Carles Puigdemont gibt in Laroque-des-Albères in Südfrankreich vor Pressevertretern eine Erklärung ab. Foto: Glòria Sánchez/EUROPA PRESS/dpa

Spanische Regionalwahlen interessieren kaum im Ausland. Aber wenn der Separatist Puigdemont mitmischt, ist Spannung angesagt. Denn es geht um die Einheit der viertgrößten EU-Volkswirtschaft.

Barcelona - In der separatistischen spanischen Region Katalonien waren am Sonntag 5,75 Millionen Wahlberechtigte zur Bestimmung eines neuen Parlaments aufgerufen. Als einer der Favoriten für das Amt des Regionalregierungschefs galt der separatistische frühere Amtsinhaber Carles Puigdemont. Er nutzte den Ausfall der S-Bahn in Barcelona am Wahltag aufgrund von Kabeldiebstahl für Kritik an der Zentralregierung, die für die Züge zuständig ist. Die spanischen Politiker wollten Katalonien so verwalten wie die Bahn und die Katalanen ihrem Schicksal überlassen, schimpfte er von Südfrankreich aus.

Denn der 61-Jährige sitzt noch im Exil fest, weil er von der spanischen Justiz per Haftbefehl gesucht wird - im Zusammenhang mit dem unter seiner Führung gescheiterten, illegalen ersten Abspaltungsversuch von 2017. Der könnte erst aufgehoben werden, wenn eine mit der Regierung in Madrid vereinbarte Amnestie voraussichtlich im Juni in Kraft getreten sein wird.

Im Wahlkampf standen zwar Fragen der Wirtschafts- und Sozialpolitik im Vordergrund, Themen wie in Deutschland, steigende Wohnkosten, Inflation, Bürokratiewirrwarr. Die Wahl galt aber auch als Plebiszit über die umstrittene Amnestie für Separatisten. Sie soll nach Worten von Spaniens sozialistischem Regierungschef Pedro Sánchez den Katalonienkonflikt entspannen und den Separatisten den Wind aus den Segeln nehmen. Sollte ihr Stimmenanteil sinken, wäre das ein Erfolg für Sánchez, der im Rest des Landes heftiger Kritik an seinem nachgiebigen Katalonienkurs ausgesetzt ist.

Separatisten fordern erneutes Referendum

Die Separatisten lassen indes nicht locker und fordern ein erneutes Referendum über die Unabhängigkeit. Die einen lieber mit Zustimmung Madrids, die anderen notfalls wie schon 2017 auch ohne. Die Entwicklung nach der Wahl könnte auch die Stabilität der spanischen Minderheitsregierung von Sánchez gefährden, die im Parlament in Madrid auf die Stimmen der Separatisten angewiesen ist.

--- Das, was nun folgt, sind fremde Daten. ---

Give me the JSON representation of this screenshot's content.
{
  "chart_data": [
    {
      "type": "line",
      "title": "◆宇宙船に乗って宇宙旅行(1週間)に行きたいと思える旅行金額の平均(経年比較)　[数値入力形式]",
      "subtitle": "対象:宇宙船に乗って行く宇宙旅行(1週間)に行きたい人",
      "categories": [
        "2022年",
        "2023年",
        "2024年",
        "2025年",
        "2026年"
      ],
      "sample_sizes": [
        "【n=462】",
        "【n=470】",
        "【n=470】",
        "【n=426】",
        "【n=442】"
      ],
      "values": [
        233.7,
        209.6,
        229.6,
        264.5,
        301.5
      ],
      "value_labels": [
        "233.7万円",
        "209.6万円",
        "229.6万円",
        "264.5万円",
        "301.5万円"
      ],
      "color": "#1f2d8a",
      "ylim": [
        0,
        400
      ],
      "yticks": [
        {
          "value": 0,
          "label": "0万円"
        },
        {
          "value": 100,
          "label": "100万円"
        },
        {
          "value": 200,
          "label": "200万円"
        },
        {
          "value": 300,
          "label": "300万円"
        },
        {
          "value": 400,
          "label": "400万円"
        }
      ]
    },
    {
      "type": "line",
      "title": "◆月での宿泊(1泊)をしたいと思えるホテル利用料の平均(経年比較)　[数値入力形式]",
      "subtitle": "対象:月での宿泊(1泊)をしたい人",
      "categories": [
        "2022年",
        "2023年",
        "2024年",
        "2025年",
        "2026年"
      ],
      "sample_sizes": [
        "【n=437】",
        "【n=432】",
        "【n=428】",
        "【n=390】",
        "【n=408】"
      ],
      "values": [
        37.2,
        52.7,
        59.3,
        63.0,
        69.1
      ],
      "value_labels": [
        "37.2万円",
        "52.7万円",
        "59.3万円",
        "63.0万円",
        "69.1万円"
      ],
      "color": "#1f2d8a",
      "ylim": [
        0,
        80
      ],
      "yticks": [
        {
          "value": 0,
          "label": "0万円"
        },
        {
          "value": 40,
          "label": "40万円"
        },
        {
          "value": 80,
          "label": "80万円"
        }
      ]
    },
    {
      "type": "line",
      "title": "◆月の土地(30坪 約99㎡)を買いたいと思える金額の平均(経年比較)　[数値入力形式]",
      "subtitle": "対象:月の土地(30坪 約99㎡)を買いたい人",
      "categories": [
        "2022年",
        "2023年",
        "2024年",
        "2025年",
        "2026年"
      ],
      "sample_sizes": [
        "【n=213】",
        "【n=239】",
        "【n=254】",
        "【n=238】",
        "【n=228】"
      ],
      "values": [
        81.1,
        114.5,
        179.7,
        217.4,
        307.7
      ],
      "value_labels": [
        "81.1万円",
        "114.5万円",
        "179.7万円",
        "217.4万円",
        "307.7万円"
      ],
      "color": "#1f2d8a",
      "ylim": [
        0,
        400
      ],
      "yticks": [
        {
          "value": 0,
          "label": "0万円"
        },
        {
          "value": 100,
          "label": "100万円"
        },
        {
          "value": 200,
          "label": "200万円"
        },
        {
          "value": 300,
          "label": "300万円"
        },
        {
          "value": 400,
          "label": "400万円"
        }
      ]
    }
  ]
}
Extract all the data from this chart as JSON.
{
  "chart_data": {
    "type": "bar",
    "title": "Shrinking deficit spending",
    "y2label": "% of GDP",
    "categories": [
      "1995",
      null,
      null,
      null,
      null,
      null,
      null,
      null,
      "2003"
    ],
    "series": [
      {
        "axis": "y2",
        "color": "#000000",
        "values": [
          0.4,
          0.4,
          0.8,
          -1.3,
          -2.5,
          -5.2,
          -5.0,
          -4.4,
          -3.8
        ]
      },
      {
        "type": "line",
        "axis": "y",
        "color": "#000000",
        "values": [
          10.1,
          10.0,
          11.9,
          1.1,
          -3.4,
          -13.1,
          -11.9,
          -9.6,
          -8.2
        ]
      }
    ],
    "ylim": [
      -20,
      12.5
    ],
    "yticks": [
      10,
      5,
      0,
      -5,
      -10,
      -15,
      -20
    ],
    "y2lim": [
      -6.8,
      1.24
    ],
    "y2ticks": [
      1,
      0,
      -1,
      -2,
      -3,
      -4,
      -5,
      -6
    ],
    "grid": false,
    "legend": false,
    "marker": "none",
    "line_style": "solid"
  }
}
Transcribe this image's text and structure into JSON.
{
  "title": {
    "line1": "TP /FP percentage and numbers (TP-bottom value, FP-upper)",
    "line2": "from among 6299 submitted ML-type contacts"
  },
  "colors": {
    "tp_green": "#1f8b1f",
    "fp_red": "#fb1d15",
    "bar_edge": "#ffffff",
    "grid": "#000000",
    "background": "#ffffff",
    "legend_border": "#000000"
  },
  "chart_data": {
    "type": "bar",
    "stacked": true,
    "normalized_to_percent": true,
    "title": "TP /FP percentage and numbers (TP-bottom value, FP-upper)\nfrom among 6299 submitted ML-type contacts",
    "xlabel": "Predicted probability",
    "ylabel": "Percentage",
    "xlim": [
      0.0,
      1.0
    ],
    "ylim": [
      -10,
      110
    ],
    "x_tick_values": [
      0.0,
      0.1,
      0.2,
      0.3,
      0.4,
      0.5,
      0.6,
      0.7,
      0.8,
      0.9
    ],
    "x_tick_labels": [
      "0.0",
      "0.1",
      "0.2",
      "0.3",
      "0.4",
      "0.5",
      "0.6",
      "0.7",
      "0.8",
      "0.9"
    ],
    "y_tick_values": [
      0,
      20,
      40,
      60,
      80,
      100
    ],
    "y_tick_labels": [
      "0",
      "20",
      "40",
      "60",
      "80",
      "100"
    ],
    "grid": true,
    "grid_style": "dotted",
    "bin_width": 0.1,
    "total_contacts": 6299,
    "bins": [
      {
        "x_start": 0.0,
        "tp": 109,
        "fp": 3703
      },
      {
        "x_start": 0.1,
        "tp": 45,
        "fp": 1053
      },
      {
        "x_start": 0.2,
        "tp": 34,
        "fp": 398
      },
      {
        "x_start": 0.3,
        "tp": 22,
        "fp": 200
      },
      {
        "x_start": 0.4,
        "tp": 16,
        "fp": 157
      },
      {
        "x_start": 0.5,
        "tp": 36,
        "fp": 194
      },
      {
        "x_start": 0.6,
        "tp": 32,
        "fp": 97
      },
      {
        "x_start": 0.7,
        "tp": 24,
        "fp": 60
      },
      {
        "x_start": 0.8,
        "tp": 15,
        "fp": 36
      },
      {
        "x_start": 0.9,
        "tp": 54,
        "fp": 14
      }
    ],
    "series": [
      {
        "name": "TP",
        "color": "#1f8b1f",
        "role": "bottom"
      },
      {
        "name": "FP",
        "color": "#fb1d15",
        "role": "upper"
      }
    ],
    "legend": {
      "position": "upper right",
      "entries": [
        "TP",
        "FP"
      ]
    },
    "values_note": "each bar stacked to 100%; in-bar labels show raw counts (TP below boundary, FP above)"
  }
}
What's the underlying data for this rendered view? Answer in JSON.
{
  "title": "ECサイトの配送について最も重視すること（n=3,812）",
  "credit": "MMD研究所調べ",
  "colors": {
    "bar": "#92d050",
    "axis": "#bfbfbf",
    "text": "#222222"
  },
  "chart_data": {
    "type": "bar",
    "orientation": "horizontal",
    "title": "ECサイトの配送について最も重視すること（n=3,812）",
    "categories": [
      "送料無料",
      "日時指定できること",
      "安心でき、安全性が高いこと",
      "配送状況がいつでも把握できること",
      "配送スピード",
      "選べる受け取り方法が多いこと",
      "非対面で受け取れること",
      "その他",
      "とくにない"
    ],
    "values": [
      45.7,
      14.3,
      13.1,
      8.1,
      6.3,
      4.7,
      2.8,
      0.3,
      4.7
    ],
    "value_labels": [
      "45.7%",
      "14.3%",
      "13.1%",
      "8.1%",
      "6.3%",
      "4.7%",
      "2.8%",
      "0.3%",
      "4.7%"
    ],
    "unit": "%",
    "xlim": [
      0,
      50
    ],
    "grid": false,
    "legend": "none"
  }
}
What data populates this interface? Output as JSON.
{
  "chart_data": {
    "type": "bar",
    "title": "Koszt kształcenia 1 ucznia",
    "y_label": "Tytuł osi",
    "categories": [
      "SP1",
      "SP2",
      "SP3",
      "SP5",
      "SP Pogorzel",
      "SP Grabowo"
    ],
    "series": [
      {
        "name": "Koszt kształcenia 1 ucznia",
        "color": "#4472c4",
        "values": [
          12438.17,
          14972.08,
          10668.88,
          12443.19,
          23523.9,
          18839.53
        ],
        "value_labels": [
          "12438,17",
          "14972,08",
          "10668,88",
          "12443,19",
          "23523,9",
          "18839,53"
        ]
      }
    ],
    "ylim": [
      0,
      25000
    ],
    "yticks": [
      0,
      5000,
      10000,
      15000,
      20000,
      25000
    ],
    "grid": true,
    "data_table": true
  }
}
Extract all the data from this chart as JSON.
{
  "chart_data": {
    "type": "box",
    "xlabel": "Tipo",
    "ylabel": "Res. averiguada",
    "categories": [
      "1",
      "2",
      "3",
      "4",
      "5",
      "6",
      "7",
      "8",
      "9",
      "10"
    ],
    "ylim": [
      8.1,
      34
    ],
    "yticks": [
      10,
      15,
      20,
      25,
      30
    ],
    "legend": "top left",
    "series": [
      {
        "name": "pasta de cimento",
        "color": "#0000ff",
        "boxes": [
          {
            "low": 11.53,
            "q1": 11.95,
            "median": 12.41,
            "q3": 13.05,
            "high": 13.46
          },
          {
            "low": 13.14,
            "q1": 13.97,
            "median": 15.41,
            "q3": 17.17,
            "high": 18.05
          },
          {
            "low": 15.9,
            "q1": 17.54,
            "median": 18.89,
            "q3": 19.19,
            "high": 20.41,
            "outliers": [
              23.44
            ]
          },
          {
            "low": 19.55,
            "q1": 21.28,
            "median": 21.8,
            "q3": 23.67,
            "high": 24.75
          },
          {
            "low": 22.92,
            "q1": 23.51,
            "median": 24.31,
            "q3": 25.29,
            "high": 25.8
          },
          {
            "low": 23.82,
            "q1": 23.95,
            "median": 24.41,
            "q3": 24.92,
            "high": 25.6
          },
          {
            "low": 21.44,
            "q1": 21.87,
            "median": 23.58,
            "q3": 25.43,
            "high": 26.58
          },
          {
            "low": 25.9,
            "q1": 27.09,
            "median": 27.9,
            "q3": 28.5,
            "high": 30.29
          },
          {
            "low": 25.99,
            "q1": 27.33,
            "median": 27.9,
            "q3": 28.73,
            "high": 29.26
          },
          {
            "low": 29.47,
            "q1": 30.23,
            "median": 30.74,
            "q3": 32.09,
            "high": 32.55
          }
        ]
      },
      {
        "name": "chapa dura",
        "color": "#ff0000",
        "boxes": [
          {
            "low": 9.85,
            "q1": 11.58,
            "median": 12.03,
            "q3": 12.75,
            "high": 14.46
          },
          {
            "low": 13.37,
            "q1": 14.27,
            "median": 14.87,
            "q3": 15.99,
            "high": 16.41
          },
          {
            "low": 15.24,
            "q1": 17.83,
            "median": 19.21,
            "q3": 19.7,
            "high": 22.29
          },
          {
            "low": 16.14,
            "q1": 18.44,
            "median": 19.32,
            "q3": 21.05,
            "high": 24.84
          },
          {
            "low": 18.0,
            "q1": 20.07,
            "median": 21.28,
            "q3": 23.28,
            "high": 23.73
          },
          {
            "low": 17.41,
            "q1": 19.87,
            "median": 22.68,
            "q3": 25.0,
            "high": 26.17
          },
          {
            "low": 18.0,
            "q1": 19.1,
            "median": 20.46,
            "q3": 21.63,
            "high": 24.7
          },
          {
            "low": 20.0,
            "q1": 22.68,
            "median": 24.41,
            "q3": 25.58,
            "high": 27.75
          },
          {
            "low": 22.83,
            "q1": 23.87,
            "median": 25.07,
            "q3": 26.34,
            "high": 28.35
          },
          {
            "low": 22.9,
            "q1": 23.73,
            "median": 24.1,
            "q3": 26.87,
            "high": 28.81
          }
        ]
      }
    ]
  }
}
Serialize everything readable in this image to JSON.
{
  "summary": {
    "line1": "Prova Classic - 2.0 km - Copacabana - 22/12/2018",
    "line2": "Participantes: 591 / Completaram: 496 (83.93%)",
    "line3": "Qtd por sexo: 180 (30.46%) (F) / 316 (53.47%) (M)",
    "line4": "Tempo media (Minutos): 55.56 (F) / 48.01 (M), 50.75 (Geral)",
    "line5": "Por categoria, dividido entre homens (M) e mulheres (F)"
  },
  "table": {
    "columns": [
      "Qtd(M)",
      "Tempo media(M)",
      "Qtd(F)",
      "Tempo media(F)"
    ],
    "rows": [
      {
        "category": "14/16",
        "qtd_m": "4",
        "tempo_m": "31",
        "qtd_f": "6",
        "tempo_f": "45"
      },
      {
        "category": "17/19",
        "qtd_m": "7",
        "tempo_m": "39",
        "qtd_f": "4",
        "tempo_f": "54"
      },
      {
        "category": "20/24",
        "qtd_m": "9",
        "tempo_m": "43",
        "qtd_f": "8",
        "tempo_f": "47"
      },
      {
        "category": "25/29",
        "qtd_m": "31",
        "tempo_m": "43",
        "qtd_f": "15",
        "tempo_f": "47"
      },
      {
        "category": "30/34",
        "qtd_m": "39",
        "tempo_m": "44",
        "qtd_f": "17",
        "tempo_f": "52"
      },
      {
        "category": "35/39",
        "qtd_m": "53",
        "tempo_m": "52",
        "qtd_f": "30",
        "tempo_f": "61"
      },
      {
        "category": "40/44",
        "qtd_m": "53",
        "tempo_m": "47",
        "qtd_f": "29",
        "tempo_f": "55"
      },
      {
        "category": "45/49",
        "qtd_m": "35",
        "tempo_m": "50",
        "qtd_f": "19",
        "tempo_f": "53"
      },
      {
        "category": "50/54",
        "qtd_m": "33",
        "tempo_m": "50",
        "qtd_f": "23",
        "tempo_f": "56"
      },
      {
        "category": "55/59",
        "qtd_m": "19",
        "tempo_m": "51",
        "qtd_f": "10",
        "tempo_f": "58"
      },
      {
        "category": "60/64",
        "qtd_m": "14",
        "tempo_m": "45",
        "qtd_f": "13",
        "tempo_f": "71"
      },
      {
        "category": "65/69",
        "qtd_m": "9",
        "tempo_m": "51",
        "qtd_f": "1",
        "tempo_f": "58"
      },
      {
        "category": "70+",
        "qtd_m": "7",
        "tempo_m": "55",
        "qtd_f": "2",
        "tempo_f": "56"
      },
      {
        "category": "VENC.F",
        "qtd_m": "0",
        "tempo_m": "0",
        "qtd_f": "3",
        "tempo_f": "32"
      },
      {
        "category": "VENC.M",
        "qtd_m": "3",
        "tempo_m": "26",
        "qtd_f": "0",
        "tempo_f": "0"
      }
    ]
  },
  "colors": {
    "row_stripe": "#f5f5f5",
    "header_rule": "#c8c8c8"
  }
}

Kritiker aus dem konservativen Lager werfen Sánchez politische Korruption vor, weil er sich mit der Amnestie die Zustimmung separatistischer Abgeordneter bei seiner Wiederwahl im Parlament in Madrid im vergangenen Herbst erkauft habe. Zudem gefährde er die territoriale Einheit Spaniens, indem er seine Minderheitsregierung von Separatisten abhängig gemacht habe, die ihn damit zwingen könnten, doch noch einem Unabhängigkeitsreferendum zuzustimmen.

Sozialistische Partei laut Umfragen vorn

Umfragen zufolge konnte die sozialistische Partei von Sánchez mit ihrem Spitzenkandidaten Salvador Illa mit knapp 30 Prozent der Stimmen rechnen und damit wieder stärkste Kraft werden. Illa lehnt eine Abspaltung Kataloniens ab. "Ich habe das Gefühl, dass heute eine neue Etappe für Katalonien beginnt", sagte er bei der Stimmabgabe.

Die liberalkonservative separatistische Partei Junts von Puigdemont konnte demnach knapp dahinter auf Platz zwei landen, gefolgt von der Partei des derzeitigen Regionalregierungschef Pere Aragonès von der linken ebenfalls separatistischen Partei ERC.

Alle anderen Parteien, darunter auch Spaniens größte Oppositionspartei, die konservative PP, lagen in Umfragen kurz vor der Wahl abgeschlagen im eher einstelligen Bereich. Allerdings könnten die kleineren linken und rechten Parteien bei der Beschaffung einer Regierungsmehrheit eine wichtige Rolle spielen.

Die Wahlbeteiligung lag am frühen Nachmittag bei etwa 27 Prozent und damit rund vier Prozentpunkte höher als zur gleichen Zeit während der vergangenen Wahl 2021, die mitten in der Corona-Pandemie stattfand.